Es ist außerdem damit zu rechnen, dass kein Visum für Reisen mit Aufenthalt bis 90 Tage beantragt werden muss. Bei einem harten Brexit könnte es anders aussehen, in dem Fall sollten Geschäftsreisende die Visumslage prüfen.

2. Flugverkehr und EU-Fluggastrechte

Der Flugverkehr wird laut der Association of British Travel Agents (ABTA) auch im Falle eines harten Brexit wie bisher weitergehen. Britische Fluglinien können also von Großbritannien aus Ziele innerhalb der EU anfliegen und über EU-Luftraum fliegen. Diese No-Deal-Einigung wird bis März 2020 gültig sein.
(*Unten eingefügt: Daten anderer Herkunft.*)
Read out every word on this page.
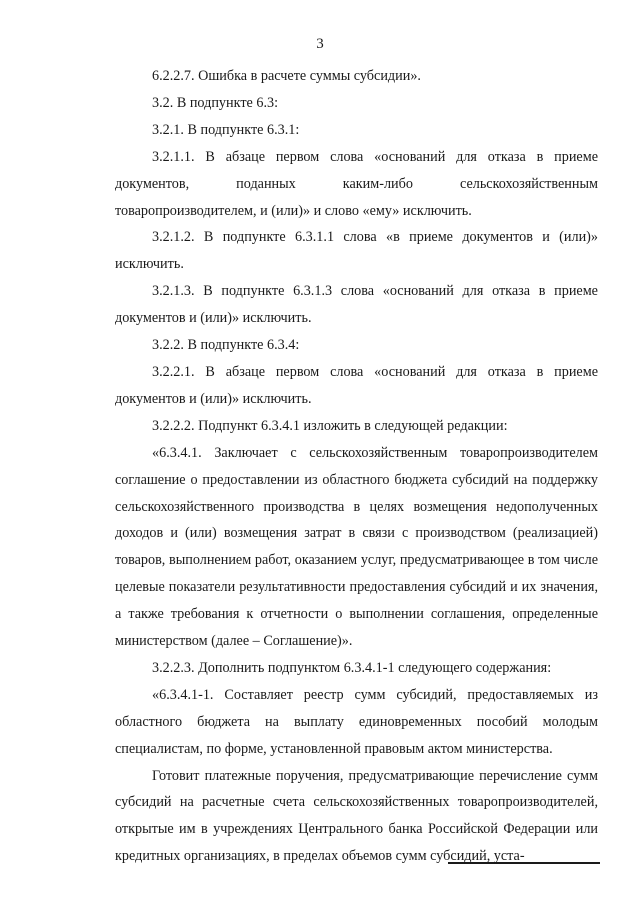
3

6.2.2.7. Ошибка в расчете суммы субсидии».

3.2. В подпункте 6.3:

3.2.1. В подпункте 6.3.1:

3.2.1.1. В абзаце первом слова «оснований для отказа в приеме документов, поданных каким-либо сельскохозяйственным товаропроизводителем, и (или)» и слово «ему» исключить.

3.2.1.2. В подпункте 6.3.1.1 слова «в приеме документов и (или)» исключить.

3.2.1.3. В подпункте 6.3.1.3 слова «оснований для отказа в приеме документов и (или)» исключить.

3.2.2. В подпункте 6.3.4:

3.2.2.1. В абзаце первом слова «оснований для отказа в приеме документов и (или)» исключить.

3.2.2.2. Подпункт 6.3.4.1 изложить в следующей редакции:

«6.3.4.1. Заключает с сельскохозяйственным товаропроизводителем соглашение о предоставлении из областного бюджета субсидий на поддержку сельскохозяйственного производства в целях возмещения недополученных доходов и (или) возмещения затрат в связи с производством (реализацией) товаров, выполнением работ, оказанием услуг, предусматривающее в том числе целевые показатели результативности предоставления субсидий и их значения, а также требования к отчетности о выполнении соглашения, определенные министерством (далее – Соглашение)».

3.2.2.3. Дополнить подпунктом 6.3.4.1-1 следующего содержания:

«6.3.4.1-1. Составляет реестр сумм субсидий, предоставляемых из областного бюджета на выплату единовременных пособий молодым специалистам, по форме, установленной правовым актом министерства.

Готовит платежные поручения, предусматривающие перечисление сумм субсидий на расчетные счета сельскохозяйственных товаропроизводителей, открытые им в учреждениях Центрального банка Российской Федерации или кредитных организациях, в пределах объемов сумм субсидий, уста-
EU-Fluggastrechte sind nur für Flüge gültig, die innerhalb der EU starten oder von einer Fluglinie mit Sitz in der EU durchgeführt werden. Fliegt man also von Berlin nach London, können Ansprüche weiterhin geltend gemacht werden. Bei einem Flug von London nach Berlin ist dies nur möglich, wenn die Fluggesellschaft den Sitz in der EU hat. Großbritannien hat jedoch angekündigt, die bestehenden EU-Fluggastrechte auch nach dem Brexit zu gewährleisten. Es kann sicherlich nicht schaden, die Situation vor dem Flug noch mal zu prüfen und sich zu informieren.

3. Auto und Führerschein

Deutsche Führerscheine werden bisher in Großbritannien anerkannt. Nach dem Brexit soll sich das auch nicht ändern. Autofahrer sollten jedoch die Grüne Versicherungskarte mitnehmen und bei ihrer Versicherung nachfragen, ob UK weiterhin auf der Liste steht.

4. Krankenversicherung

Es ist noch nicht klar, was im Falle der Krankenversicherung bei einem Brexit ohne Abkommen gilt. Es kann sein, dass die europäische Gesundheitskarte (EHIC) nicht mehr akzeptiert wird. Daher sollten Reisende nach Großbritannien sicherheitshalber überprüfen, ob der Abschluss einer Auslandskrankenversicherung von Nöten ist.

5. Roaming

Seit 2017 ist das Ende der hohen Roaming-Gebühren in der EU besiegelt. Wenn Großbritannien die EU verlässt, werden die Kosten vermutlich wieder steigen. Dann kommt es auf die einzelnen Anbieter an, die Gebühren zu erlassen (oder zu erheben). Um hohe Kosten zu vermeiden, sollten Reisende sich bei ihrem Anbieter erkunden.

6. Wechselkurs

Die Brexit-Abstimmung hat die britische Währung geschwächt. Ein paar Tage vor dem Volksentscheid (20. Juni 2016) zum Brexit war der Wechselkurs Euro zu Pfund bei 1 € für £0,77. Heute (27. März 2019) bekommt man für 1 € etwas mehr, nämlich £0.85.

Wer in Großbritannien mit Kreditkarte zahlt, für den fallen keine Zusatzgebühren an. Dies könnte sich mit dem Brexit ändern.

7. A1-Bescheinigung

Seit diesem Jahr ist die A1-Bescheinigung verpflichtend für Entsendungen ins Ausland. Momentan wird diese Bescheinigung für Großbritannien nur bis zum 29. März ausgestellt. Ob sich durch die Verzögerung bis zum 12.4. auch diese Ausstellungsfrist verändert, steht bislang noch nicht fest. Wer demnächst Mitarbeiter nach Großbritannien entsendet, sollte sich vorab darüber informieren.